Young people, no longer embarrassed to order it on nights out, are making the brew popular again

Low and non-alcoholic beers were last popular during the prohibition era in the United States. Now, against a backdrop of declining alcohol consumption, they are enjoying a surge in sales.

Research by analysts Mintel found that consumption of such beers – which are often fermented beers that are boiled to reduce the alcohol – is increasing, specifically among young adults. One in seven British beer-buyers bought non-alcoholic beer in 2013, rising to one if four consumers aged 18 to 34.

A separate study last month found that 59 per cent of drinkers would feel comfortable ordering non-alcoholic beers when out with friends, and that 49 per cent believe they are more socially acceptable than they were five years ago.

Worldwide, 2.2 billion litres of non-alcoholic beer were drunk in 2012 – an increase of 80 per cent on five years earlier.

Christine Risby, director of The Alcohol Free Shop, believes the beers are being bought because young people are concerned about the health risks associated with alcohol, but also because they taste better. "The techniques to make non-alcoholic beer have advanced," said Ms Risby. "They're brewed in the same way – the only difference being that the alcohol is taken away at the end. Non-alcoholic beers are exactly the same quality as their alcoholic counterparts.

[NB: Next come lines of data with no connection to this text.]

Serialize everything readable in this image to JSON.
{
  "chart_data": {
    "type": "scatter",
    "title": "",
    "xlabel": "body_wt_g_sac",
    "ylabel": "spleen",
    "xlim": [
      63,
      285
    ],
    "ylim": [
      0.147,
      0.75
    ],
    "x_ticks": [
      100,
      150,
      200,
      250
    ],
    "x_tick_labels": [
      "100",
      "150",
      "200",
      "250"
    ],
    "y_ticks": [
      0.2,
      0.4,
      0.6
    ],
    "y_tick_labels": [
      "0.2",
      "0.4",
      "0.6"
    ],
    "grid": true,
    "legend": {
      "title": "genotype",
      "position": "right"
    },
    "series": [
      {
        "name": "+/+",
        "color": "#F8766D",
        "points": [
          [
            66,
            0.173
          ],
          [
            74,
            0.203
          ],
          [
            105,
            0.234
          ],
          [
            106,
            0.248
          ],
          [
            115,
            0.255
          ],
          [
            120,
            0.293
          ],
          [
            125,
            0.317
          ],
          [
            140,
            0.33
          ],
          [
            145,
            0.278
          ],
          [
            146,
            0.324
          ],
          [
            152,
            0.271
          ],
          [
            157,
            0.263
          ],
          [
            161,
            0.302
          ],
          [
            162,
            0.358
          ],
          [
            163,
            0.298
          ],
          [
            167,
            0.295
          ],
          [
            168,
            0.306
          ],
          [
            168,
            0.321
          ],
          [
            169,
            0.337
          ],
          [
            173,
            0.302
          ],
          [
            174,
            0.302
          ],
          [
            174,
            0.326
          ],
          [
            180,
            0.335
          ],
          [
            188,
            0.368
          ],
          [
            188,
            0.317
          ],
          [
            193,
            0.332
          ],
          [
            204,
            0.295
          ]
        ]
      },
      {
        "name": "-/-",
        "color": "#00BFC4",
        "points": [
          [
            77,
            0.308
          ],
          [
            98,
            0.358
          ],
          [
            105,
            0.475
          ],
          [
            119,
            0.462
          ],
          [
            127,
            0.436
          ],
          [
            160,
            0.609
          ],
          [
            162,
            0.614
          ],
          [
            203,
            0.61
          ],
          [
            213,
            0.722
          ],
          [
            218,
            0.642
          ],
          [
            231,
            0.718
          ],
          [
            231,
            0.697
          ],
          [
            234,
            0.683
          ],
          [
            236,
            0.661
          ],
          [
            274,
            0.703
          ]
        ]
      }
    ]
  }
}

"The quality has to be good to pass German purity rules [a traditional standard]. Some non-alcoholic beers are even superior because they don't use the yeast over and over again." Adrian Tierney-Jones, a drinks writer, agrees: "I don't buy them out of choice, but they have become much better; the taste is much better. There is an interest in people drinking them now, especially around Christmas, because people don't want to drink and drive."

The independent Dutch brewer Bavaria has been pushing its new non-alcoholic beers on the back of the potential health benefits. "In the past, cutting back on beer meant sugary, sweet-tasting alternatives, often loaded with calories," said Bavaria UK managing director, Mike Teague. "This ensured a drop in units of alcohol consumed, but not a drop in calories. Our alcohol-free beers obviously contain no units of alcohol and possess only around 80 calories per bottle."

David Forde, UK chief executive of Heineken, said: "Consumers are looking for variety, new tastes. But at the same time they are moving from high- to low-alcohol drinks. It's all about moderation. People weren't really interested in that 10 or 20 years ago. Alcohol-free beer wasn't particularly exciting or appealing. But now we're bringing some really exciting products to the market and it's hitting the bull's eye in terms of what consumers are looking for."

Governments have worked hard over the past few years to promote more moderate drinking. Between 2005 and 2012 the proportion of British men who said they had drunk alcohol in the week before being interviewed fell from 72 per cent to 64 per cent; the proportion of women fell from 57 per cent to 52 per cent.

Non-alcoholic beer is increasing in popularity in the Middle East, which accounts for almost one third of worldwide sales.